Hermann E, Mayet W J, Meyer zum Büschenfelde K H, Fleischer B
First Department of Medicine, Johannes Gutenberg-University of Mainz, Germany.
Cell Immunol. 1992 Sep;143(2):253-60. doi: 10.1016/0008-8749(92)90023-i.

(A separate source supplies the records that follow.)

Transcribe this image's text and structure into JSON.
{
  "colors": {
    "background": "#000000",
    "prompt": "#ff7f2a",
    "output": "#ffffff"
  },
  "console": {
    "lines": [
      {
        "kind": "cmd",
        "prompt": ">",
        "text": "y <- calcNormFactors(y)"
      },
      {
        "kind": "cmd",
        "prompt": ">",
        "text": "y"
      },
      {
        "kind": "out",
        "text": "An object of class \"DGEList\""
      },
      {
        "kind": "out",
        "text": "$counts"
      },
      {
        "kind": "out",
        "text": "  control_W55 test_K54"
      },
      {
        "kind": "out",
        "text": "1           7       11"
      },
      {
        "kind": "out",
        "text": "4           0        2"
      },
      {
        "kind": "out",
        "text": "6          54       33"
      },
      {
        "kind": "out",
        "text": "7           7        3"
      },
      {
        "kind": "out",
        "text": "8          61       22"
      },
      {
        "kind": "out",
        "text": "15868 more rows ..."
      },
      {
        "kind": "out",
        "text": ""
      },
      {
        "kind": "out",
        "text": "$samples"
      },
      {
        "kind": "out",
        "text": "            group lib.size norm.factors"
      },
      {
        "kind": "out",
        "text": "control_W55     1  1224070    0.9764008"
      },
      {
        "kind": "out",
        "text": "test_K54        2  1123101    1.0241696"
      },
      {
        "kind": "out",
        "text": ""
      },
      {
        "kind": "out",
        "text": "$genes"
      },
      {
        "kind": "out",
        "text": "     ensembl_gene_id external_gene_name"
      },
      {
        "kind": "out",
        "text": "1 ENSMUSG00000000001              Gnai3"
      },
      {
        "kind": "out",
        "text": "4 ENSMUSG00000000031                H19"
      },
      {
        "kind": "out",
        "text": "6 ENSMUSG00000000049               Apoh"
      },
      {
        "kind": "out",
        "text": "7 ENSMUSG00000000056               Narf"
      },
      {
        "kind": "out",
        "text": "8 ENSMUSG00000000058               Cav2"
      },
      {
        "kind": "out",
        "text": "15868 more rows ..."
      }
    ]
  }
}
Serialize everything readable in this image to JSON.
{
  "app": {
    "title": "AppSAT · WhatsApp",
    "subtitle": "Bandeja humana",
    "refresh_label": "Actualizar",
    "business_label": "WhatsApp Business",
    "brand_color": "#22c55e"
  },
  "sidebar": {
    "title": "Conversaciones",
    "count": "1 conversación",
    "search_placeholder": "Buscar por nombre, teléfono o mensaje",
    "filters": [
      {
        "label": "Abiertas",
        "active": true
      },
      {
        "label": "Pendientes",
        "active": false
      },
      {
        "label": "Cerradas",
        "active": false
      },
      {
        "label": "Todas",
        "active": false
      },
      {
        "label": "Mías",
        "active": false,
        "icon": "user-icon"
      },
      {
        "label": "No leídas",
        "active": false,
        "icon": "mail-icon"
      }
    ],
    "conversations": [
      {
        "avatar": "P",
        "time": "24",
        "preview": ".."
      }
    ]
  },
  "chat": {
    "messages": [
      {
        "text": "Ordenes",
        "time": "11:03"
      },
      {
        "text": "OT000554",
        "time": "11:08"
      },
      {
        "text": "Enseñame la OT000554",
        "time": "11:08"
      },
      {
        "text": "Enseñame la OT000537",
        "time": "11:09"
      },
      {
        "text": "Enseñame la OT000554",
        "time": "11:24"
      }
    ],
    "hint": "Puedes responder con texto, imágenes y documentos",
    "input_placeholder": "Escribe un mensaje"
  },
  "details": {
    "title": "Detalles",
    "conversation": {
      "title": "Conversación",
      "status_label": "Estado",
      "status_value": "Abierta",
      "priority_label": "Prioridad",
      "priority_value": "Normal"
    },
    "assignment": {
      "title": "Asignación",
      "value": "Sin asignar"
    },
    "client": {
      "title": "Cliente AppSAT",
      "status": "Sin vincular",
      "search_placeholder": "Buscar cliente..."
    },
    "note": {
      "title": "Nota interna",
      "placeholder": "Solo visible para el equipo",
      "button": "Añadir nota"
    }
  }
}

A CD8+ alpha beta TCR+ T cell clone (A35) was isolated from the synovial fluid of a patient with post-enteric reactive arthritis caused by Yersinia enterocolitica. This clone efficiently killed autologous and allogeneic target cells that had been preincubated with live but not with heat-killed bacteria. There was no restriction by polymorphic parts of HLA-A, -B, or -C molecules and a HLA class II-deficient mutant cell line was lysed as efficiently as its normal counterpart, whereas infected HLA class I-deficient cells (Daudi cells) were not. The clone showed crossreaction between Yersinia enterocolitica, Escherichia coli, Pseudomonas aeruginosa, and Streptococcus pyogenes, but did not lyse target cells preincubated with Staphylococcus epidermidis. MAb to CD2, CD3, and CD8 efficiently blocked A35, whereas the addition of mAb to HLA class II or to HLA class I did not. This clone apparently represents a novel effector mechanism against bacteria-infected or -modified cells that could be involved in the immunopathology of reactive arthritis.
从一名由小肠结肠炎耶尔森菌引起的肠后反应性关节炎患者的滑液中分离出一个CD8⁺αβTCR⁺T细胞克隆(A35)。该克隆能有效杀伤预先与活细菌而非热灭活细菌共孵育的自体和异体靶细胞。HLA - A、- B或 - C分子的多态性部分不存在限制,且HLA II类缺陷突变细胞系与其正常对应物一样被高效裂解,而感染的HLA I类缺陷细胞(Daudi细胞)则未被裂解。该克隆在小肠结肠炎耶尔森菌、大肠埃希菌、铜绿假单胞菌和化脓性链球菌之间表现出交叉反应,但不裂解预先与表皮葡萄球菌共孵育的靶细胞。抗CD2、CD3和CD8单克隆抗体能有效阻断A35,而添加抗HLA II类或抗HLA I类单克隆抗体则不能。该克隆显然代表了一种针对细菌感染或修饰细胞的新型效应机制,可能参与反应性关节炎的免疫病理学过程。